Upgrading to Python 3 is the best answer... except when it isn't. If
you want to convert a small project it's usually not too hard; and using
a conversion tool can work well.
Just remember that Python 2.7.18, the very last version of Python 2,
was released in 2020 and has not changed since. There are not even
security patches being released (at least, not from python.org - but
if you're using a different distribution of Python, you are also quite
possibly using their package manager rather than pip). Staying on a
version of Python that hasn't had new features since 2010 and hasn't
had bug fixes since 2020 is going to become increasingly problematic.

Convert your code. Pay the price in development time now and then reap
the benefits, rather than paying the price when you run into a massive
issue somewhere down the track and there's no options left to you.

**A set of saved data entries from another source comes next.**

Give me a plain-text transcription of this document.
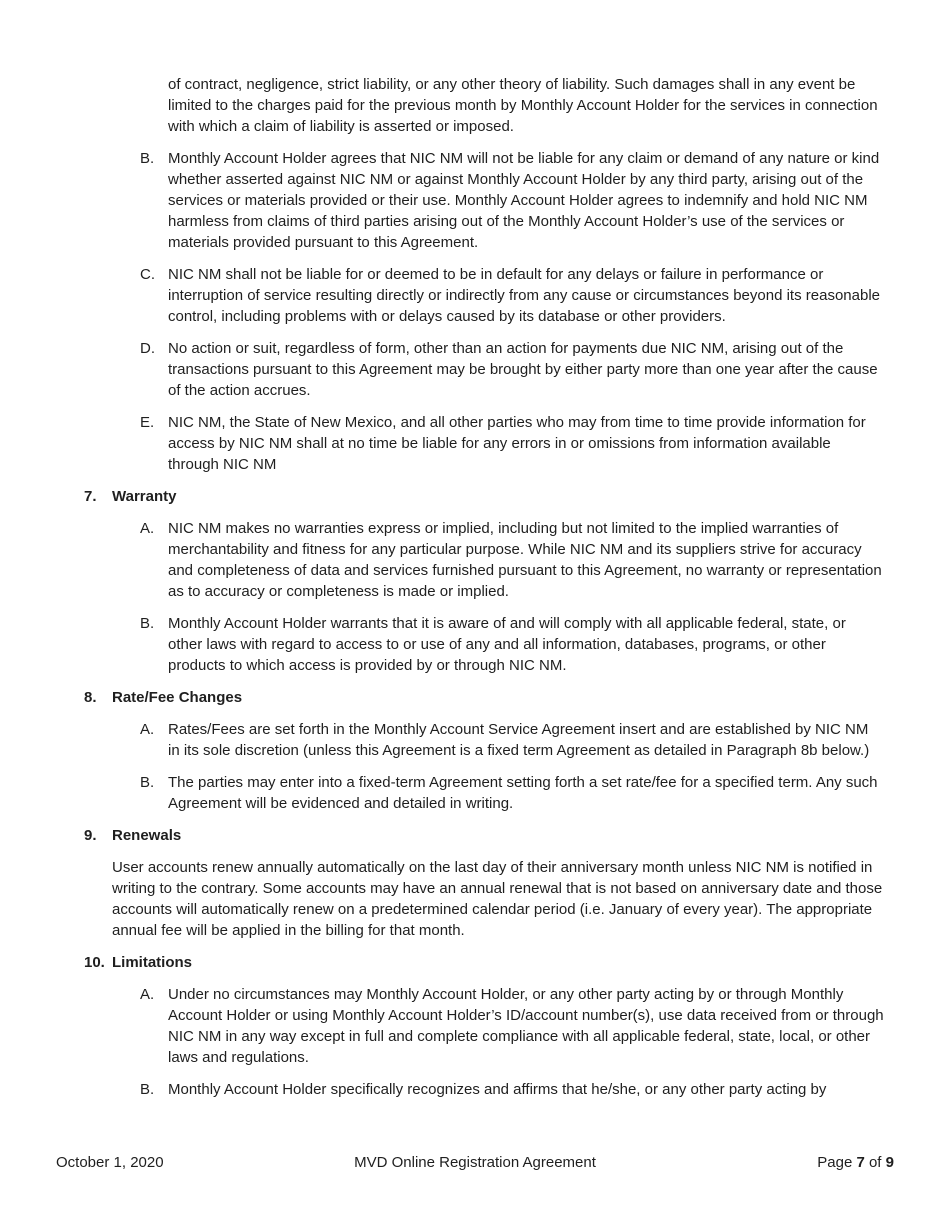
of contract, negligence, strict liability, or any other theory of liability. Such damages shall in any event be limited to the charges paid for the previous month by Monthly Account Holder for the services in connection with which a claim of liability is asserted or imposed.

B. Monthly Account Holder agrees that NIC NM will not be liable for any claim or demand of any nature or kind whether asserted against NIC NM or against Monthly Account Holder by any third party, arising out of the services or materials provided or their use. Monthly Account Holder agrees to indemnify and hold NIC NM harmless from claims of third parties arising out of the Monthly Account Holder’s use of the services or materials provided pursuant to this Agreement.

C. NIC NM shall not be liable for or deemed to be in default for any delays or failure in performance or interruption of service resulting directly or indirectly from any cause or circumstances beyond its reasonable control, including problems with or delays caused by its database or other providers.

D. No action or suit, regardless of form, other than an action for payments due NIC NM, arising out of the transactions pursuant to this Agreement may be brought by either party more than one year after the cause of the action accrues.

E. NIC NM, the State of New Mexico, and all other parties who may from time to time provide information for access by NIC NM shall at no time be liable for any errors in or omissions from information available through NIC NM

7. Warranty
A. NIC NM makes no warranties express or implied, including but not limited to the implied warranties of merchantability and fitness for any particular purpose. While NIC NM and its suppliers strive for accuracy and completeness of data and services furnished pursuant to this Agreement, no warranty or representation as to accuracy or completeness is made or implied.

B. Monthly Account Holder warrants that it is aware of and will comply with all applicable federal, state, or other laws with regard to access to or use of any and all information, databases, programs, or other products to which access is provided by or through NIC NM.

8. Rate/Fee Changes
A. Rates/Fees are set forth in the Monthly Account Service Agreement insert and are established by NIC NM in its sole discretion (unless this Agreement is a fixed term Agreement as detailed in Paragraph 8b below.)

B. The parties may enter into a fixed-term Agreement setting forth a set rate/fee for a specified term. Any such Agreement will be evidenced and detailed in writing.

9. Renewals

User accounts renew annually automatically on the last day of their anniversary month unless NIC NM is notified in writing to the contrary. Some accounts may have an annual renewal that is not based on anniversary date and those accounts will automatically renew on a predetermined calendar period (i.e. January of every year). The appropriate annual fee will be applied in the billing for that month.

10. Limitations
A. Under no circumstances may Monthly Account Holder, or any other party acting by or through Monthly Account Holder or using Monthly Account Holder’s ID/account number(s), use data received from or through NIC NM in any way except in full and complete compliance with all applicable federal, state, local, or other laws and regulations.

B. Monthly Account Holder specifically recognizes and affirms that he/she, or any other party acting by

October 1, 2020	MVD Online Registration Agreement	Page 7 of 9
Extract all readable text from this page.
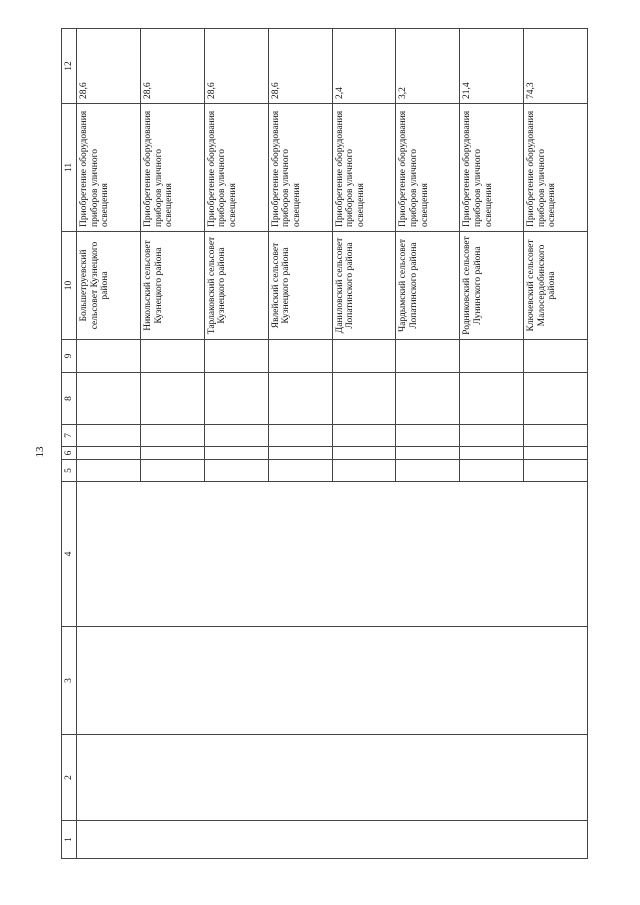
13
1	2	3	4	5	6	7	8	9	10	11	12
									Большетруевский сельсовет Кузнецкого района	Приобретение оборудования приборов уличного освещения	28,6
									Никольский сельсовет Кузнецкого района	Приобретение оборудования приборов уличного освещения	28,6
									Тарлаковский сельсовет Кузнецкого района	Приобретение оборудования приборов уличного освещения	28,6
									Явлейский сельсовет Кузнецкого района	Приобретение оборудования приборов уличного освещения	28,6
									Даниловский сельсовет Лопатинского района	Приобретение оборудования приборов уличного освещения	2,4
									Чардымский сельсовет Лопатинского района	Приобретение оборудования приборов уличного освещения	3,2
									Родниковский сельсовет Лунинского района	Приобретение оборудования приборов уличного освещения	21,4
									Ключевский сельсовет Малосердобинского района	Приобретение оборудования приборов уличного освещения	74,3
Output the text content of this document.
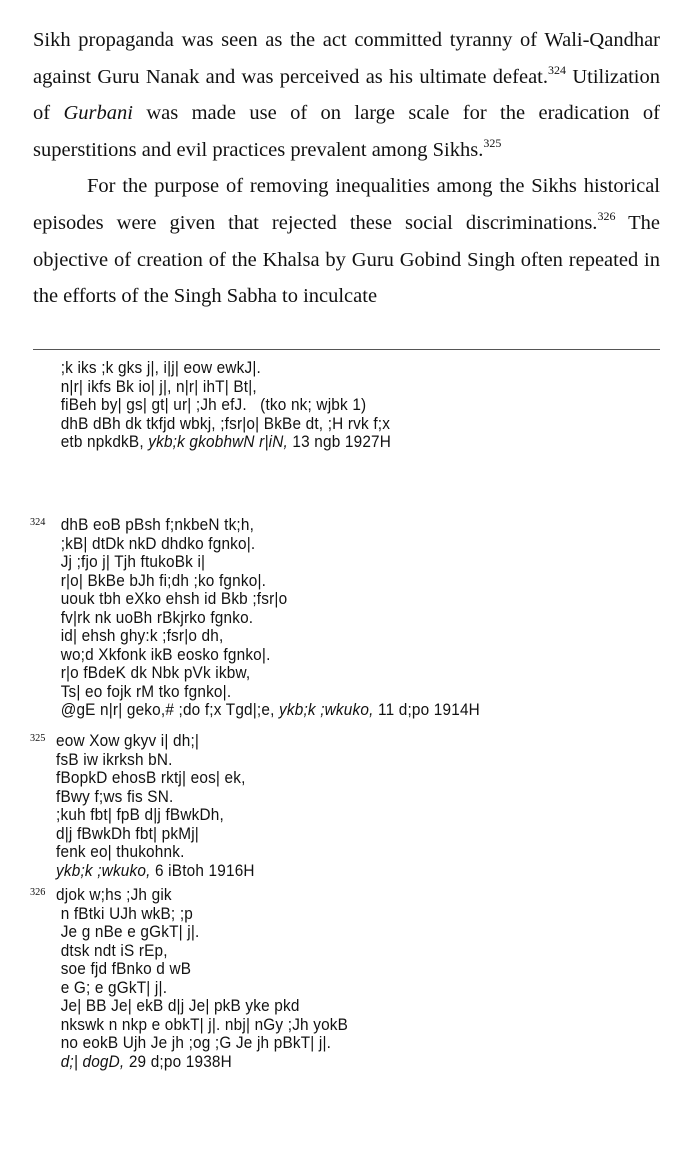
Sikh propaganda was seen as the act committed tyranny of Wali-Qandhar against Guru Nanak and was perceived as his ultimate defeat.$^{324}$ Utilization of Gurbani was made use of on large scale for the eradication of superstitions and evil practices prevalent among Sikhs.$^{325}$

For the purpose of removing inequalities among the Sikhs historical episodes were given that rejected these social discriminations.$^{326}$ The objective of creation of the Khalsa by Guru Gobind Singh often repeated in the efforts of the Singh Sabha to inculcate

;k iks ;k gks j|, i|j| eow ewkJ|.
n|r| ikfs Bk io| j|, n|r| ihT| Bt|,
fiBeh by| gs| gt| ur| ;Jh efJ.   (tko nk; wjbk 1)
dhB dBh dk tkfjd wbkj, ;fsr|o| BkBe dt, ;H rvk f;x
etb npkdkB, ykb;k gkobhwN r|iN, 13 ngb 1927H
324 dhB eoB pBsh f;nkbeN tk;h,
;kB| dtDk nkD dhdko fgnko|.
Jj ;fjo j| Tjh ftukoBk i|
r|o| BkBe bJh fi;dh ;ko fgnko|.
uouk tbh eXko ehsh id Bkb ;fsr|o
fv|rk nk uoBh rBkjrko fgnko.
id| ehsh ghy:k ;fsr|o dh,
wo;d Xkfonk ikB eosko fgnko|.
r|o fBdeK dk Nbk pVk ikbw,
Ts| eo fojk rM tko fgnko|.
@gE n|r| geko,# ;do f;x Tgd|;e, ykb;k ;wkuko, 11 d;po 1914H
325 eow Xow gkyv i| dh;|
fsB iw ikrksh bN.
fBopkD ehosB rktj| eos| ek,
fBwy f;ws fis SN.
;kuh fbt| fpB d|j fBwkDh,
d|j fBwkDh fbt| pkMj|
fenk eo| thukohnk.
ykb;k ;wkuko, 6 iBtoh 1916H
326 djok w;hs ;Jh gik
n fBtki UJh wkB; ;p
Je g nBe e gGkT| j|.
dtsk ndt iS rEp,
soe fjd fBnko d wB
e G; e gGkT| j|.
Je| BB Je| ekB d|j Je| pkB yke pkd
nkswk n nkp e obkT| j|. nbj| nGy ;Jh yokB
no eokB Ujh Je jh ;og ;G Je jh pBkT| j|.
d;| dogD, 29 d;po 1938H
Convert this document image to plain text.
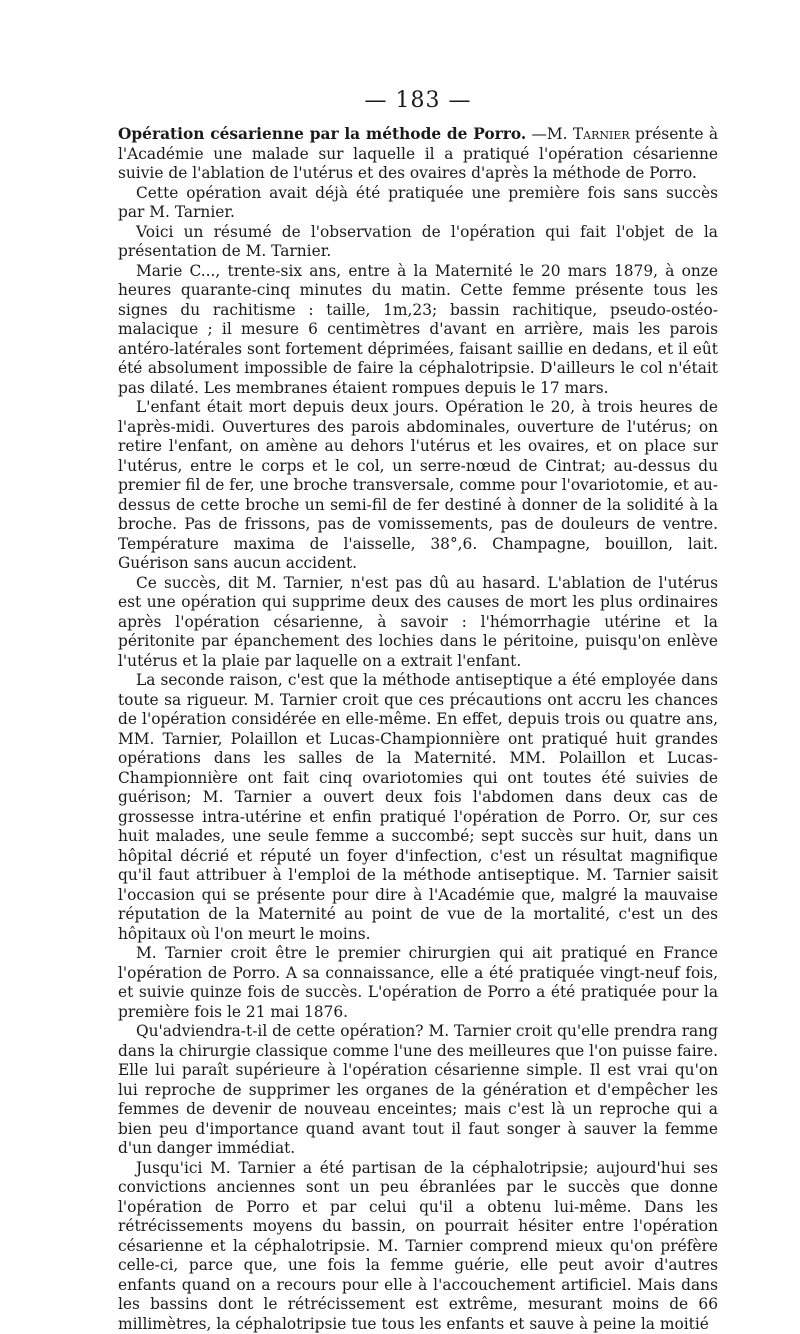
— 183 —

Opération césarienne par la méthode de Porro. —M. Tarnier présente à l'Académie une malade sur laquelle il a pratiqué l'opération césarienne suivie de l'ablation de l'utérus et des ovaires d'après la méthode de Porro.

Cette opération avait déjà été pratiquée une première fois sans succès par M. Tarnier.

Voici un résumé de l'observation de l'opération qui fait l'objet de la présentation de M. Tarnier.

Marie C..., trente-six ans, entre à la Maternité le 20 mars 1879, à onze heures quarante-cinq minutes du matin. Cette femme présente tous les signes du rachitisme : taille, 1m,23; bassin rachitique, pseudo-ostéo-malacique ; il mesure 6 centimètres d'avant en arrière, mais les parois antéro-latérales sont fortement déprimées, faisant saillie en dedans, et il eût été absolument impossible de faire la céphalotripsie. D'ailleurs le col n'était pas dilaté. Les membranes étaient rompues depuis le 17 mars.

L'enfant était mort depuis deux jours. Opération le 20, à trois heures de l'après-midi. Ouvertures des parois abdominales, ouverture de l'utérus; on retire l'enfant, on amène au dehors l'utérus et les ovaires, et on place sur l'utérus, entre le corps et le col, un serre-nœud de Cintrat; au-dessus du premier fil de fer, une broche transversale, comme pour l'ovariotomie, et au-dessus de cette broche un semi-fil de fer destiné à donner de la solidité à la broche. Pas de frissons, pas de vomissements, pas de douleurs de ventre. Température maxima de l'aisselle, 38°,6. Champagne, bouillon, lait. Guérison sans aucun accident.

Ce succès, dit M. Tarnier, n'est pas dû au hasard. L'ablation de l'utérus est une opération qui supprime deux des causes de mort les plus ordinaires après l'opération césarienne, à savoir : l'hémorrhagie utérine et la péritonite par épanchement des lochies dans le péritoine, puisqu'on enlève l'utérus et la plaie par laquelle on a extrait l'enfant.

La seconde raison, c'est que la méthode antiseptique a été employée dans toute sa rigueur. M. Tarnier croit que ces précautions ont accru les chances de l'opération considérée en elle-même. En effet, depuis trois ou quatre ans, MM. Tarnier, Polaillon et Lucas-Championnière ont pratiqué huit grandes opérations dans les salles de la Maternité. MM. Polaillon et Lucas-Championnière ont fait cinq ovariotomies qui ont toutes été suivies de guérison; M. Tarnier a ouvert deux fois l'abdomen dans deux cas de grossesse intra-utérine et enfin pratiqué l'opération de Porro. Or, sur ces huit malades, une seule femme a succombé; sept succès sur huit, dans un hôpital décrié et réputé un foyer d'infection, c'est un résultat magnifique qu'il faut attribuer à l'emploi de la méthode antiseptique. M. Tarnier saisit l'occasion qui se présente pour dire à l'Académie que, malgré la mauvaise réputation de la Maternité au point de vue de la mortalité, c'est un des hôpitaux où l'on meurt le moins.

M. Tarnier croit être le premier chirurgien qui ait pratiqué en France l'opération de Porro. A sa connaissance, elle a été pratiquée vingt-neuf fois, et suivie quinze fois de succès. L'opération de Porro a été pratiquée pour la première fois le 21 mai 1876.

Qu'adviendra-t-il de cette opération? M. Tarnier croit qu'elle prendra rang dans la chirurgie classique comme l'une des meilleures que l'on puisse faire. Elle lui paraît supérieure à l'opération césarienne simple. Il est vrai qu'on lui reproche de supprimer les organes de la génération et d'empêcher les femmes de devenir de nouveau enceintes; mais c'est là un reproche qui a bien peu d'importance quand avant tout il faut songer à sauver la femme d'un danger immédiat.

Jusqu'ici M. Tarnier a été partisan de la céphalotripsie; aujourd'hui ses convictions anciennes sont un peu ébranlées par le succès que donne l'opération de Porro et par celui qu'il a obtenu lui-même. Dans les rétrécissements moyens du bassin, on pourrait hésiter entre l'opération césarienne et la céphalotripsie. M. Tarnier comprend mieux qu'on préfère celle-ci, parce que, une fois la femme guérie, elle peut avoir d'autres enfants quand on a recours pour elle à l'accouchement artificiel. Mais dans les bassins dont le rétrécissement est extrême, mesurant moins de 66 millimètres, la céphalotripsie tue tous les enfants et sauve à peine la moitié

Convert while you still have the luxury of running the old code.

ChrisA
but how do i convert it chris just downloading the python version 3 will solve 
my issue? and what about the changes

You have to modify your existing Python code. It's often easy to do. There is the tool that tries to convert from Python 2 to Python 3; you may need to do some extra work after that. Depending on the code you may even be able to make it work with both Python 2.7 and 3.x. Often the biggest change is to print statements:

Python 2:
print a, b, c

Python3:
print(a, b, c)

If you are very unlucky, your code will depend on some package that has never been ported to Python 3. But that would be unusual.